Весь город был окутан синевой. Солнце уже исчезло, но зной все еще отказывался отступать. Воздух был насыщен тяжелыми испарениями. По обеим сторонам улицы тянулись караваны желтых такси.

— Как поживает твой босс? — Кроукер смотрел поверх правого плеча Николаса, в направлении лимузина. Его голос звучал резко и непримиримо.

Николас, чувствуя, что напряжение нарастает, сказал:

— Оставь это, Лью. Забудь о...

— Слишком поздно, приятель.

Николас отметил присутствие Томкина у себя за спиной еще до того, как услышал его голос.

— Все так же патрулируете улицы, лейтенант? Охраняете покой граждан Нью-Йорка? — В его словах слышалась неприкрытая ирония.

— Для некоторых находиться в этом городе небезопасно.

— Что вы хотите сказать, черт возьми?

— Догадайтесь сами, Томкин.

— Не люблю, когда мне угрожают, лейтенант. Видимо, придется еще раз поговорить с вашим комиссаром, и...

— Я знал, что это был ты, грязный...

— ... посмотрим, как долго вы останетесь лейтенантом.

— Который сейчас как раз занимается тем делом, из-за которого вы наняли Николаса. Так что теперь мы будем часто встречаться.

— Что?

На лице у Томкина появилась недобрая ухмылка. В свете фар проезжавших машин оно становилось то светло-желтым, то снова темным.

— Господи, я вами уже сыт по горло!

— Боюсь, тут вы ничего не сможете поделать. Так решил сам комиссар. И даже вы не заставите его отменить собственный приказ — он оказался бы в слишком глупом положении.

— Неужели вам не надоело? Вы шпионите за мной уже...

— Я здесь только для того, чтобы вас защитить, — заметил Кроукер, — и схватить этого ниндзя, прежде чем он до вас доберется.

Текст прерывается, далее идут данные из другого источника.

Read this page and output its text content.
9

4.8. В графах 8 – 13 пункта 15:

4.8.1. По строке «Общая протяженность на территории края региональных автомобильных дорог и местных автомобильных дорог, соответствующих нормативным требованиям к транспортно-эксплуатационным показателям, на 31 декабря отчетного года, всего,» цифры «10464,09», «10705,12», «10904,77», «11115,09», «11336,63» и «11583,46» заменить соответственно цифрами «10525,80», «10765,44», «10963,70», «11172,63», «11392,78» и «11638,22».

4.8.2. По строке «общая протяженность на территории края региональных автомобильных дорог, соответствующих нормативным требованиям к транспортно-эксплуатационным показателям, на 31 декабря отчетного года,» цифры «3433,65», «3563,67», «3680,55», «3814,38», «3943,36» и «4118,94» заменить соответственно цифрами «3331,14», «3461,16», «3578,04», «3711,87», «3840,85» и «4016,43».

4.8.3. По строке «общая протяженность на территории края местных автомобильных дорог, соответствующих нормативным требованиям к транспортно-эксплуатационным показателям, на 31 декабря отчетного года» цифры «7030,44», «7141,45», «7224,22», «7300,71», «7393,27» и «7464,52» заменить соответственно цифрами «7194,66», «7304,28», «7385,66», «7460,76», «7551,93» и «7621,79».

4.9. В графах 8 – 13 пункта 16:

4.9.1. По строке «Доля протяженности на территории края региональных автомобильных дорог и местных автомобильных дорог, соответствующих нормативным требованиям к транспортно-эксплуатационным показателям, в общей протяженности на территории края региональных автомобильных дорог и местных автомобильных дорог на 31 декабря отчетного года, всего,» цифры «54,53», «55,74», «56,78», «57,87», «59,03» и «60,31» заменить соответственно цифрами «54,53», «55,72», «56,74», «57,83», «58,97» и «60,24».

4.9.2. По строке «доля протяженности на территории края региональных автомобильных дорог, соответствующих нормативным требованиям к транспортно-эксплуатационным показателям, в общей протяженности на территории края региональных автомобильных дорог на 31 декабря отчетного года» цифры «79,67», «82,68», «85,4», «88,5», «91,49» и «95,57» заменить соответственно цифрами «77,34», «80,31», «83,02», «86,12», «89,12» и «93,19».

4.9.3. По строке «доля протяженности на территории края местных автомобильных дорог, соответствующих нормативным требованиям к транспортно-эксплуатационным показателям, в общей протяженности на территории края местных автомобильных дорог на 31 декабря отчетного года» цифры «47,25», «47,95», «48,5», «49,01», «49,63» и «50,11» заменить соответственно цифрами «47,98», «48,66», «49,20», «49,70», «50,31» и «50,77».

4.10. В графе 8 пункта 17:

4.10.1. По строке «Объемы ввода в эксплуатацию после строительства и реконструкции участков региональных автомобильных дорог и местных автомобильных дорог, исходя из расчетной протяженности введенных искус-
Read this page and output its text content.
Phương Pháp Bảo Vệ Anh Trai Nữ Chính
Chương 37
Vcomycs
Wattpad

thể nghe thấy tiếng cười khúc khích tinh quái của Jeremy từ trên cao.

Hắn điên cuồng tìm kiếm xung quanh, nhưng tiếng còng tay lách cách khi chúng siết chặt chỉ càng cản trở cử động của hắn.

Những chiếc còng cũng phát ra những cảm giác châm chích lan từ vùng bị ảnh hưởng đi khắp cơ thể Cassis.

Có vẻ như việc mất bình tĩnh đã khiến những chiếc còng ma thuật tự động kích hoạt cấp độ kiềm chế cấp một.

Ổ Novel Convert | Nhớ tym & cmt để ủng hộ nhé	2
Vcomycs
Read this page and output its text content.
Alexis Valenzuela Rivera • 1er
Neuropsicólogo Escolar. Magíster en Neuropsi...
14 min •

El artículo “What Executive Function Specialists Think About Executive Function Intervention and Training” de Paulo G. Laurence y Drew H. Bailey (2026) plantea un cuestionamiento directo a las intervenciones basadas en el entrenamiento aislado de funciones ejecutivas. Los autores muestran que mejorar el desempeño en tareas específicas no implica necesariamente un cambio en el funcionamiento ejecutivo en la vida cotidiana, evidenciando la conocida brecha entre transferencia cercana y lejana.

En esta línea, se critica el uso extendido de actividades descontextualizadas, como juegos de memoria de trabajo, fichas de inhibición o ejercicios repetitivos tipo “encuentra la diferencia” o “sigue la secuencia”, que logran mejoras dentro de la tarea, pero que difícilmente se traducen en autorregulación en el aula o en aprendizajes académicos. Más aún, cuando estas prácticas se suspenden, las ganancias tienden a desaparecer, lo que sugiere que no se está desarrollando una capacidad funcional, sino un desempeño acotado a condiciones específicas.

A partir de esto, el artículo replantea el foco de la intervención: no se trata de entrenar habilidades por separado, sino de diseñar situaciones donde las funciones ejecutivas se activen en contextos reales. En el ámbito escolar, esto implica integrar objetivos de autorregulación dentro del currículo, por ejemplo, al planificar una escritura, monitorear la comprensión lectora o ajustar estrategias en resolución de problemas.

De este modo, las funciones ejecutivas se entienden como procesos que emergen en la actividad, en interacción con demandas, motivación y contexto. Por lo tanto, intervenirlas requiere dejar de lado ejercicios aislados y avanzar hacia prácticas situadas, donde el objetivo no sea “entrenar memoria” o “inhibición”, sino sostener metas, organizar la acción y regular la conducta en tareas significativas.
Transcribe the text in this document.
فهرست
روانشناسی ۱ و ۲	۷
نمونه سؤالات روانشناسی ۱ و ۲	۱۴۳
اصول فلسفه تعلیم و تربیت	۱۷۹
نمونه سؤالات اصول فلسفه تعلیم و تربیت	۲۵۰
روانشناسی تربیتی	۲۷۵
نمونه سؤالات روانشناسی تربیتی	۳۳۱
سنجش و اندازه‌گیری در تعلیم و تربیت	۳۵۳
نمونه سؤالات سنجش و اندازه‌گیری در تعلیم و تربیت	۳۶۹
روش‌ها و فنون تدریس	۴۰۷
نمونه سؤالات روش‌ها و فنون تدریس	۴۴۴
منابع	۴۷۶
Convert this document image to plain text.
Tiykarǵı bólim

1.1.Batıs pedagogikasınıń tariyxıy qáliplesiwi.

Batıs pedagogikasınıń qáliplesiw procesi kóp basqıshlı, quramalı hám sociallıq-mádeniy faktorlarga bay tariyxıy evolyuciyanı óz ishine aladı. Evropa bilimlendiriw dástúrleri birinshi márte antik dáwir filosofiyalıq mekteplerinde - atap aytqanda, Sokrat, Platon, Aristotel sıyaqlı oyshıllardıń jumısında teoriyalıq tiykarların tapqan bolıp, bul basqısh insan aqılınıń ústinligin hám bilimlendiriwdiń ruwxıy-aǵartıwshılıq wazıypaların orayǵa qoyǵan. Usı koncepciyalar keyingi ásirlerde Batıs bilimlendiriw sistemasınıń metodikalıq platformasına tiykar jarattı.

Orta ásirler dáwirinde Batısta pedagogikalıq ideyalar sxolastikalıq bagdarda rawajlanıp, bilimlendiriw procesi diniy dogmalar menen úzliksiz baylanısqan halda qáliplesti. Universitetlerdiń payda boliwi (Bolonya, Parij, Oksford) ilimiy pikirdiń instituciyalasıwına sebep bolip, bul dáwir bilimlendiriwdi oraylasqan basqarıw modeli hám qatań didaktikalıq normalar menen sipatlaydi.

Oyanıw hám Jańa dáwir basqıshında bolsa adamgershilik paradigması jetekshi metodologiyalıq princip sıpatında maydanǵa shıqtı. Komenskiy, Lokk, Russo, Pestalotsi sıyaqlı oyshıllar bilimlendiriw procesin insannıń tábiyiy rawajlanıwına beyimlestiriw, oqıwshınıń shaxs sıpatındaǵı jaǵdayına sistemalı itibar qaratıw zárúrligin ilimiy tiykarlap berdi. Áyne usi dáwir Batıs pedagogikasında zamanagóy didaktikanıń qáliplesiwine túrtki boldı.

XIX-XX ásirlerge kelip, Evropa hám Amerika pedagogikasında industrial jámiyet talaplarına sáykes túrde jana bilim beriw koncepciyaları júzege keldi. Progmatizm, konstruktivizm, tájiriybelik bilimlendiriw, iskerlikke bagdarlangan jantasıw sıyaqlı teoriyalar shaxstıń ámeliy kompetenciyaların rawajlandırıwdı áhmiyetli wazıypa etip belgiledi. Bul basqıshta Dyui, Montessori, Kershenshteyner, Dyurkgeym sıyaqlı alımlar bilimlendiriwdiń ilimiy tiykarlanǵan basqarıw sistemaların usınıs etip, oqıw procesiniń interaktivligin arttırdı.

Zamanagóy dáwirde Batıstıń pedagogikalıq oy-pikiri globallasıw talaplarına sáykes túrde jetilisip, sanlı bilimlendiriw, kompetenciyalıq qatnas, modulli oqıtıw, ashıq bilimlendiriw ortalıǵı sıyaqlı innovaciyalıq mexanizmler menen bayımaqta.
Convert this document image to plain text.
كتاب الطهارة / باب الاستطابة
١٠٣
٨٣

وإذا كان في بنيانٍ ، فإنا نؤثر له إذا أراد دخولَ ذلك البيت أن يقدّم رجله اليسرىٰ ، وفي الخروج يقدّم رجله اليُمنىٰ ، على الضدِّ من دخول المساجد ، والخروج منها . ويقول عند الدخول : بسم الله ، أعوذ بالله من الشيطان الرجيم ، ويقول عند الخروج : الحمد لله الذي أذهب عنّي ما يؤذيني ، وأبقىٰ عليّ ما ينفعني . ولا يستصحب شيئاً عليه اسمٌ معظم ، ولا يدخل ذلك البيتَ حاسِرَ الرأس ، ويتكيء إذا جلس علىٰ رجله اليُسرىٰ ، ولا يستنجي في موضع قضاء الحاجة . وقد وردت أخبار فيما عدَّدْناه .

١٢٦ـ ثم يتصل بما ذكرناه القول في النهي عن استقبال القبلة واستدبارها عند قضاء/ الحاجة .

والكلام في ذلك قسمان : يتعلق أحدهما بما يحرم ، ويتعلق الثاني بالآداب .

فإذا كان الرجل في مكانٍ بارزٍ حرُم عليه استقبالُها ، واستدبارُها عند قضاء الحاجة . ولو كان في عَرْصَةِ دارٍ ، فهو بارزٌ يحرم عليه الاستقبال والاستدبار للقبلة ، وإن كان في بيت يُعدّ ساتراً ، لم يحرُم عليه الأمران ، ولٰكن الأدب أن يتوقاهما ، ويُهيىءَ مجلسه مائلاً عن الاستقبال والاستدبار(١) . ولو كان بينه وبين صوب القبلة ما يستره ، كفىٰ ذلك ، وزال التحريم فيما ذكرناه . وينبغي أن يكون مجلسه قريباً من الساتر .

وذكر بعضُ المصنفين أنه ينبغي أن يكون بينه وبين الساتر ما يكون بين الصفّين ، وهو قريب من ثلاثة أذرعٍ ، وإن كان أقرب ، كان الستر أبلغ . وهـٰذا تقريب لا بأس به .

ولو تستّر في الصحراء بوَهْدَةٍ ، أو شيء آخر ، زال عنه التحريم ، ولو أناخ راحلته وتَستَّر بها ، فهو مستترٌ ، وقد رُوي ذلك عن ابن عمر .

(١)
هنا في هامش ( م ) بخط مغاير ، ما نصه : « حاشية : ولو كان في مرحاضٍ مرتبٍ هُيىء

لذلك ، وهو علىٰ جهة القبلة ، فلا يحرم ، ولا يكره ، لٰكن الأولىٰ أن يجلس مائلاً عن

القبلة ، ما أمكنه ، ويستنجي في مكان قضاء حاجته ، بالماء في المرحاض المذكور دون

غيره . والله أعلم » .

Глаза Томкина сузились. В сумерках они казались какими-то необычно тусклыми.

— А разве у вас нет желания дать ему возможность спокойно сделать свое дело? Я в этом не сомневаюсь. А потом сказать:

“Жаль, капитан, но я сделал все, что мог. Моей вины здесь нет”.

— Послушай, ты, подонок, — Кроукер рванулся вперед, стараясь обойти Николаса, — я делаю свое дело лучше всех в этом вонючем городе, и мне плевать, что ты обо мне думаешь. Но ты знаешь, почему я за тобой охочусь...

— Почему? — рявкнул Томкин. — У тебя нет никаких оснований.

— Нет, но будут, — заверил Кроукер. — И когда я приду к тебе с ордером на арест, тебе не помогут никакие адвокаты!

— У тебя ничего нет, — усмехнулся Томкин, — и никогда не будет. В тот вечер я был далеко от Анджелы Дидион...

Они уже пустили в ход руки. Послышались быстрые приближающиеся шаги Тома. Николас растолкал их в стороны.

— Прекратите!

Том пытался оттащить своего хозяина. Томкин позволил ему это сделать, но ткнул пальцем в сторону Кроукера и закричал:

— Предупреждаю — лучше меня не трогай! — Понизив голос, он обратился к Николасу. — Не знаю, что ему от меня нужно, Ник. Это какая-то месть. Я ничего не сделал. Чего он хочет? — Вдруг Томкин отвернулся и молча пошел к лимузину, бросив на них тревожный взгляд.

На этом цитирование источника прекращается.